Plus pour longtemps.

« Il va y avoir des îlots fleuris, de beaux bosquets d’arbustes, des nichoirs à oiseaux. Et dans les phases subséquentes, du mobilier et une piste cyclable. On veut que les citoyens puissent accéder au site et en profiter ! »

Le terrain est une emprise d’Hydro, une bande qui passe sous les lignes électriques. Large d’une trentaine de mètres, elle serpente sur près d’un kilomètre vers la rivière Saint-François. Le CRECQ veut en faire une « emprise vivante ».

IMAGE FOURNIE PAR LE CONSEIL RÉGIONAL DE L’ENVIRONNEMENT DU CENTRE-DU-QUÉBEC (CRECQ)

Emplacement de la future emprise vivante de Drummondville, illustré dans le plan directeur commandé par le Conseil régional de l’environnement du Centre-du-Québec (CRECQ) à la firme Rousseau Lefebvre

La première phase du projet, d’une longueur de 344 mètres, débutera l’été prochain avec la plantation de vivaces (dont l’asclépiade, pour attirer les papillons monarques) et d’arbustes indigènes (incluant des bosquets de bleuets et de framboises), ainsi que l’installation de nichoirs.
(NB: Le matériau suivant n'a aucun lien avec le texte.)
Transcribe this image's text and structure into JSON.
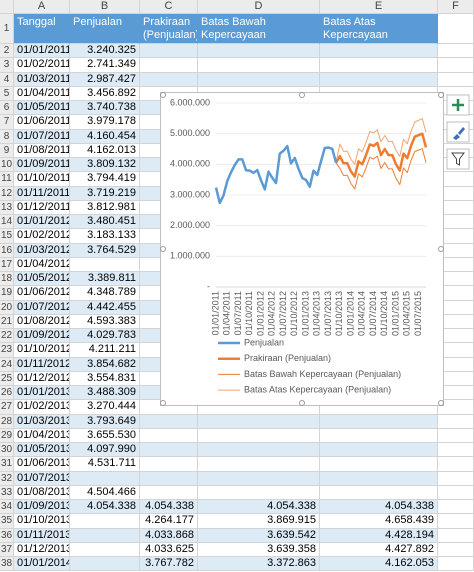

Les phases suivantes, étalées sur quelques années, prévoient la restauration d’un petit milieu humide surmonté d’une passerelle, l’ajout de bancs et l’aménagement d’une piste cyclable reliée au réseau municipal.

À point

Pour la Ville de Drummondville, qui s’est dotée d’un plan de conservation des milieux naturels l’an dernier, ce projet tombe à point. « Ça nous permet de nous réapproprier l’emprise. On veut augmenter la biodiversité à l’intérieur de ce corridor », explique le directeur du service de l’environnement, Roger Leblanc. La Ville signera un bail avec Hydro, qui possède le terrain. Le fournisseur d’électricité souhaite voir fleurir davantage de projets du genre.

On va faire des outils pour encourager et accompagner les municipalités à faire des aménagements parce qu’elles aussi ont des objectifs de biodiversité. On connaît les aménagements fauniques qui fonctionnent, on les a testés dans certains projets.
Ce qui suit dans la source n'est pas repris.